Due to the large number of I/O classes in java.io.Files, there is a class called:

java.nio.Files

This class consists of several static function calls that cater to common use cases.

You should look in this class before looking elsewhere.

Reading from File

A classic approach to reading from a text file uses a BufferedReader to read the file line by line, and looks something like this:

File file = new File(filePathAsString);
try(BufferedReader br = Files.newBufferedReader(file.toPath())) {
    String str = "";
    while ((str = br.readLine()) != null) {
        //do some logic with str
    }
} catch(IOException ioe) {
    throw ioe;
}
  1. The first line of this code creates a java.io.File class from a file path String (e.g. “myDirectory/myFile.txt”).
  2. The second line uses the Files.newBufferedReader method to instantiate a BufferedReader. It takes as its first argument the Path object associated to a file, and then allows for optional parameters that alter things like the character set. We omit these so it will have default settings and character set, UTF-8. This line is an example of try with resources, which is syntactic sugar for a lengthy try/catch construct.

    By declaring br inside the try, we ensure that it will be closed, which prevents resource leaks. If we didn’t use try with resources, we’d need to call br.close() in a finally block.

  3. The third line just initializes an empty String.
  4. The strange looking fourth line tries to read the next line of the file into str using BufferedReader’s readLine method. Once this operation is performed, the result of that assignment is null checked, and if str has become null we know we’ve reached the end of the file. So, this is just a loop that says read every line in as a String until the end of file.

    readLine() discards the trailing newline (\n), so if you wanted to reproduce the file’s content exactly you would need to add this back to the string.

  5. The code enclosed by the while loop is where you would do your logic using the newly read str. There is then a catch block that throws an IOException if the BufferedReader runs into one.

The code above is a perfectly functional way to handle file I/O, but java.nio.file.Files offers a couple of simpler alternatives to cover this use case.

Using java.nio.file.Files

Lines as an ArrayList

The first, and what is probably most useful, is Files.readAllLines(path), which returns a List of every line, in order. That looks like this:

File file = new File(filePathAsString);
ArrayList<String> yourList = (ArrayList<String>) Files.readAllLines(file.toPath());

In two lines of code we now have every line of the file, ordered, in an ArrayList we can traverse with a simple for loop.
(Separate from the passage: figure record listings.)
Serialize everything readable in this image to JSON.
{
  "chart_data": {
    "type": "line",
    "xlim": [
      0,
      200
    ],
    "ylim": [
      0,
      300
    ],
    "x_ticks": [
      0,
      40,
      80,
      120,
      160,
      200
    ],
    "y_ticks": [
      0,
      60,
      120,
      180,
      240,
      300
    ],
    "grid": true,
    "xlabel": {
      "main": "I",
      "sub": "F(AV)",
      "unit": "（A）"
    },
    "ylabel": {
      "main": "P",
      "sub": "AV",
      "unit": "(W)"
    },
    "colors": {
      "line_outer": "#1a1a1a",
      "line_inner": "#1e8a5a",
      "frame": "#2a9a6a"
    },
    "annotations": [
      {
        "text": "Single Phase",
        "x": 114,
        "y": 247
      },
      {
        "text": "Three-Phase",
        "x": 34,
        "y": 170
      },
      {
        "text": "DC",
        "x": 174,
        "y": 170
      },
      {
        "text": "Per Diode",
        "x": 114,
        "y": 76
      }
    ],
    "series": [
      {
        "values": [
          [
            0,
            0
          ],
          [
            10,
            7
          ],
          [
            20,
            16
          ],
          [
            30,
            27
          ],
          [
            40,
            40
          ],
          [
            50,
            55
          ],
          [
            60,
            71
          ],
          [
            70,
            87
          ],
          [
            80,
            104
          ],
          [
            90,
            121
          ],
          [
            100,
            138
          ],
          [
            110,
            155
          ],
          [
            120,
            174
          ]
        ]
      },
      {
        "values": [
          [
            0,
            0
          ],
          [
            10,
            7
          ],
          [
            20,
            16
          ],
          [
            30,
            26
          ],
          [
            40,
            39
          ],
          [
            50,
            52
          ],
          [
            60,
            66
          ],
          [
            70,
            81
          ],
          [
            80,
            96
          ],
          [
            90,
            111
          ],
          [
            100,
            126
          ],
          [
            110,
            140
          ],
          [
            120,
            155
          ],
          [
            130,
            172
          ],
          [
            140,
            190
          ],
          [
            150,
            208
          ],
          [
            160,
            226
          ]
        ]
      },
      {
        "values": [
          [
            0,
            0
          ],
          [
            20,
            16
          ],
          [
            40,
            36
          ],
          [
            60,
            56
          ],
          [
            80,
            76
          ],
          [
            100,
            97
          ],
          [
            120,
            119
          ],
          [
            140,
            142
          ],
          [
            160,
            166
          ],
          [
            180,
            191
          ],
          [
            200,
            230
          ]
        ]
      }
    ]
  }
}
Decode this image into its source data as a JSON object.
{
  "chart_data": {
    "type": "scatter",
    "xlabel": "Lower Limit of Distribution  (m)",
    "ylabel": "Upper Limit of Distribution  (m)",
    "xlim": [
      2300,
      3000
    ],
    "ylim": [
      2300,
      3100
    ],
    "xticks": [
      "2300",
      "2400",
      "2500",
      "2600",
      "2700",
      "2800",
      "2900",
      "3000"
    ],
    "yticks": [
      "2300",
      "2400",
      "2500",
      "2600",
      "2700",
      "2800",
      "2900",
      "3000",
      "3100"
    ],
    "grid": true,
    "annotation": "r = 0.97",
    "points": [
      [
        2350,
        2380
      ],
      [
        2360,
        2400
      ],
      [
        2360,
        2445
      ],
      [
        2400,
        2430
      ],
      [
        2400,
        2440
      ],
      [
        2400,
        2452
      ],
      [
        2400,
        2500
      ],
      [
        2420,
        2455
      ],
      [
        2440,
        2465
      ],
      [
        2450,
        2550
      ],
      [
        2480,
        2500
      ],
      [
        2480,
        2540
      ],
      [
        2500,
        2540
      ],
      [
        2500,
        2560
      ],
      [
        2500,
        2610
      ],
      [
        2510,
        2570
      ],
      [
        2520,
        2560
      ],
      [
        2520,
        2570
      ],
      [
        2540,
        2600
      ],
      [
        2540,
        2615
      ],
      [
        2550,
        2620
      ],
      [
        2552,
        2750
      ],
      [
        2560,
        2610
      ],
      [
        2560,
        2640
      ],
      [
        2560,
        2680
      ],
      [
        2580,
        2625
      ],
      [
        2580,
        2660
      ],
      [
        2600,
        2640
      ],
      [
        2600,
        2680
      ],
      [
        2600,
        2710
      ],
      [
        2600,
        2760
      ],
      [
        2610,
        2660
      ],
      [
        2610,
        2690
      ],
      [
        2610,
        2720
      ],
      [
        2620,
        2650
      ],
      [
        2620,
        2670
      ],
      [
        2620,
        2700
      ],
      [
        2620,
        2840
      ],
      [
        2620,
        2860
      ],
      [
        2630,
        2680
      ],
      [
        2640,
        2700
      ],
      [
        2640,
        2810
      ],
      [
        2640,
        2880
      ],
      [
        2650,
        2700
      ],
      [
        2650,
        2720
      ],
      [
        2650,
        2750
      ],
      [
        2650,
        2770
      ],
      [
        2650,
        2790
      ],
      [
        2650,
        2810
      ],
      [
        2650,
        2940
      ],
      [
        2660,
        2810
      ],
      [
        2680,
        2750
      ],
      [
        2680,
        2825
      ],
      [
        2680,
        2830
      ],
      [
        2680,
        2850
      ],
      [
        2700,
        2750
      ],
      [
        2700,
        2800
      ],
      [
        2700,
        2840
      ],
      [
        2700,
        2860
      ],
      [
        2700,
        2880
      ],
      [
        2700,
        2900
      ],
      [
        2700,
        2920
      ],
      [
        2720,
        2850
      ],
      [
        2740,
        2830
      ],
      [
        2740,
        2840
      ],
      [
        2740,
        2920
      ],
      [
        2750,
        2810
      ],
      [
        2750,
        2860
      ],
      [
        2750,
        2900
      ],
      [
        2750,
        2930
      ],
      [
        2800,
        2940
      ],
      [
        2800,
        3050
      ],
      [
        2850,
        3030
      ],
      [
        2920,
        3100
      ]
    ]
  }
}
This code practically is just a tidier repackaging of the code above, where the inner loop adds str to a List<String> initialized as empty before the try.

Original File as String

Another two-liner if you just want the whole file as one big String with the white space and new lines of the file preserved, is given below:

File file = new File(filePathAsString);
String yourFilesContent = Files.readString(file.toPath());

Both the readAllLines and readString methods throw IOExceptions. This is a checked exception type so you need to throw or catch them (as in the initial example).

These methods are not performance optimised, so if you need to read a very large file in a performance intensive setting (e.g. developing an industry strength library) these aren’t the way to go. However, in most cases both are fine.